Of course, these could be dismissed as surface observations even though they are based on my frequent (sometimes elaborate) visits to the city. But whenever I bring them up, Bangaloreans (some friends included) would be up in arms. And their collective defence, “You’ll know when you start living here. It’s a great city.”

Well, that’s precisely the difference between Bangalore and Mumbai. If you tell a Mumbaikar that the BMC sucks and the monsoons are a mess, they’ll repeat after you. If you tell a Mumbaikar that rent in Mumbai is a joke, they’ll tell you more about it. If you tell a Mumbaikar that the cost of living is very high in Mumbai, they’ll acknowledge it.

You will NEVER hear a Mumbaikar tell you something as lame as, “Nahi re, it’s not like that. Start living here, you’ll know how awesome Mumbai is.” BECAUSE THEY DON’T NEED TO! MUMBAI DOESN’T NEED A LAME DEFENCE.

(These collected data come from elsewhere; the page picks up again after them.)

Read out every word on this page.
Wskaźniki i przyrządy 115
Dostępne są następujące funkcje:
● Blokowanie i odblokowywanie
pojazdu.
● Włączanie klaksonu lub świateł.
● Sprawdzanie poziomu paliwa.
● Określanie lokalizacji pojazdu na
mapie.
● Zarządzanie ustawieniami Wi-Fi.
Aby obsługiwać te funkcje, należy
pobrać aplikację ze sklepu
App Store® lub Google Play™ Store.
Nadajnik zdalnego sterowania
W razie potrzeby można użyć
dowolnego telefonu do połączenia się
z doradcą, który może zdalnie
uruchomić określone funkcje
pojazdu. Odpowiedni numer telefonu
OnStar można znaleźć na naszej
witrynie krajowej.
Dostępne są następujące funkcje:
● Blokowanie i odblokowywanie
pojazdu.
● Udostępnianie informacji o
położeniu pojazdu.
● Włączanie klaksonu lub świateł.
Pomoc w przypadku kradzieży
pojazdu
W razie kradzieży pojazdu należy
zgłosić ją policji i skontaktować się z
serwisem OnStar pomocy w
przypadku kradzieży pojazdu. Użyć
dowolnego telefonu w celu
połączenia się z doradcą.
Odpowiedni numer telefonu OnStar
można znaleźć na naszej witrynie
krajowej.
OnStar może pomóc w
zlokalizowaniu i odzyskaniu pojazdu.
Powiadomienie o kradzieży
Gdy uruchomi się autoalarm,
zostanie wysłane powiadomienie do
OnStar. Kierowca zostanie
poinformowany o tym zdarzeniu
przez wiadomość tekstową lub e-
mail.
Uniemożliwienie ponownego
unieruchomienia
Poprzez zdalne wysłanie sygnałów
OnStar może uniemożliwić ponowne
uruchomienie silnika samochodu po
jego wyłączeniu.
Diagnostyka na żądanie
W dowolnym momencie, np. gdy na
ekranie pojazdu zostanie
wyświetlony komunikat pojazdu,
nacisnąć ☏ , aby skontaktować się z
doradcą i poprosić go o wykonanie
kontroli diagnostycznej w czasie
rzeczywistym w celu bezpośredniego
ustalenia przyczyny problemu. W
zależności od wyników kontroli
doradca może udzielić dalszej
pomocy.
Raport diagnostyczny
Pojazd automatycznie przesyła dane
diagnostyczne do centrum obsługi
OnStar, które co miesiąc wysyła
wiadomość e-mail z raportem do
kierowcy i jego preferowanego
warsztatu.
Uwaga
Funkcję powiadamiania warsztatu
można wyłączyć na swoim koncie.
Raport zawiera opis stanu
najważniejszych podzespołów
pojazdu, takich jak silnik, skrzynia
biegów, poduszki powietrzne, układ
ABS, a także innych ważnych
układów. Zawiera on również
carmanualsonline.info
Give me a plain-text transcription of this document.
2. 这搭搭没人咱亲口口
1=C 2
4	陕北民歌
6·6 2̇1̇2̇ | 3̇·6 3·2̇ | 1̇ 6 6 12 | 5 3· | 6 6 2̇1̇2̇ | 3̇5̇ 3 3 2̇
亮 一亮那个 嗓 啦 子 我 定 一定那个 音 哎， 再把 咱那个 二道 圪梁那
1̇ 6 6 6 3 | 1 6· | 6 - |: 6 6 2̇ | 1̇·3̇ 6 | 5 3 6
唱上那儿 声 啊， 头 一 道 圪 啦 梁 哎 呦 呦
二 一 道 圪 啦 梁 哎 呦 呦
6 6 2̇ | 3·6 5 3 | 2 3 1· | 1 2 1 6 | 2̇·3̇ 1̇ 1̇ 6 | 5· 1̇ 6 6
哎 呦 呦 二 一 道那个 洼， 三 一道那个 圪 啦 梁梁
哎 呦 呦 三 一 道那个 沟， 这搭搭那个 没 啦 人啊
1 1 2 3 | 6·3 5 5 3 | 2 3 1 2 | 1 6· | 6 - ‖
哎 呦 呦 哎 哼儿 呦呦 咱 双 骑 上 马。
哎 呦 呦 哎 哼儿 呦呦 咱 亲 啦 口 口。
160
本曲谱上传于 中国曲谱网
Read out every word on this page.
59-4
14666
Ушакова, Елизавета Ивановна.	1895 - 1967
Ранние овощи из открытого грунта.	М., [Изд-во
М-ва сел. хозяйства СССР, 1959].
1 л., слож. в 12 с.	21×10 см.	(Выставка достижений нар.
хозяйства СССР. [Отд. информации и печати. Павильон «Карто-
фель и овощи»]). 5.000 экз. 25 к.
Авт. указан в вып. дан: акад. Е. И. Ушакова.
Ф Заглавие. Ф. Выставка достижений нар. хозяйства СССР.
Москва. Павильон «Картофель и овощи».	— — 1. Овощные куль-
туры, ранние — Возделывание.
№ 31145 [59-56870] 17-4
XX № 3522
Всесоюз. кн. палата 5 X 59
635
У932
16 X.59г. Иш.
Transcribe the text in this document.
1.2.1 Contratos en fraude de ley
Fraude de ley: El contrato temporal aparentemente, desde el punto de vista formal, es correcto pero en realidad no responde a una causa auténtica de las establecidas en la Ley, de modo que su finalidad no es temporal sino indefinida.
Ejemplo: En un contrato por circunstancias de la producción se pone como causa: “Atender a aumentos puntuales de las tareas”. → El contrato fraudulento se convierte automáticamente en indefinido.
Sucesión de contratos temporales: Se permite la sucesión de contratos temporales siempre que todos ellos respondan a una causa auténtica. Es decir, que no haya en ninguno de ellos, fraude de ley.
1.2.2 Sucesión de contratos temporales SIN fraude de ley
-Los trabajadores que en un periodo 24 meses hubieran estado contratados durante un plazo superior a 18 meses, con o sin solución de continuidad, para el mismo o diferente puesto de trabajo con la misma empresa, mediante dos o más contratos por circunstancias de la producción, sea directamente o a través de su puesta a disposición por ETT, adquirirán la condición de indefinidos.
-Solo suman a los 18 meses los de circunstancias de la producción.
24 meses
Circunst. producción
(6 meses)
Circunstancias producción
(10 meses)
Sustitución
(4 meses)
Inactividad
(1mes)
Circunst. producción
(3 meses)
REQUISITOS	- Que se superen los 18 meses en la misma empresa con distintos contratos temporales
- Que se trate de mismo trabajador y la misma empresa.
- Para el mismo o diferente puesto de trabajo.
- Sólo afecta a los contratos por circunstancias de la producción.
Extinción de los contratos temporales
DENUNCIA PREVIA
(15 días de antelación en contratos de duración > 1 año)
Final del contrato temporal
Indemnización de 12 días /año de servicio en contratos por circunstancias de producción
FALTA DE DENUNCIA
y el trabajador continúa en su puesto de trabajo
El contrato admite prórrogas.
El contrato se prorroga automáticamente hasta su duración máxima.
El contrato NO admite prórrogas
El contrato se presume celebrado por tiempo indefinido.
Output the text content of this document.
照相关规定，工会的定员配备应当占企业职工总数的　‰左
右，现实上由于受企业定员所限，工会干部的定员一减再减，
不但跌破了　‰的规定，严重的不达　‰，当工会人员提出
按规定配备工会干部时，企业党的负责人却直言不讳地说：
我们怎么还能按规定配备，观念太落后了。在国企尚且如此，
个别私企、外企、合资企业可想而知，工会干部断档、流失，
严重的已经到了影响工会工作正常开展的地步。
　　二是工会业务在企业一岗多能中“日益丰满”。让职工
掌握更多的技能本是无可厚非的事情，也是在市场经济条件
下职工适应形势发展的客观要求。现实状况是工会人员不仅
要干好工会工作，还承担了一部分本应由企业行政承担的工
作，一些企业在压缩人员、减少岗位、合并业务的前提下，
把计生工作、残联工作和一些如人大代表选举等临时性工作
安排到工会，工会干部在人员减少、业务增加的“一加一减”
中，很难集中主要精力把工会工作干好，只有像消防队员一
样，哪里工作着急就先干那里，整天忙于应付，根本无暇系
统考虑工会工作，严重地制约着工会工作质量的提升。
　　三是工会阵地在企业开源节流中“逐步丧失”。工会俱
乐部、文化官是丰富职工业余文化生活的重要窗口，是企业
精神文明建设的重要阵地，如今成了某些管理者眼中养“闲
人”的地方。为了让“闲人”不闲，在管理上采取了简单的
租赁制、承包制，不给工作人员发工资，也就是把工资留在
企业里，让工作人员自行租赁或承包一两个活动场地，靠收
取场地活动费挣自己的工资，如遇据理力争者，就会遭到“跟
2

This may not be an opportune moment to sing paeans of Mumbai given a footbridge fell apart, some restaurants caught fire, and monsoons wreaked havoc more than once — all within a year. Similarly, not all is terrible about Bangalore. There are several things to appreciate about the city. Its beautiful public parks, for instance. Given a chance, I’d export Cubbon Park to Mumbai.

But Bangalore people, OMG! They are so pig-headed! If only they realised that their “weather” is not forever. If only they knew that global warming is on its way. And… if only they accepted that their city effing lacks a basic transport system!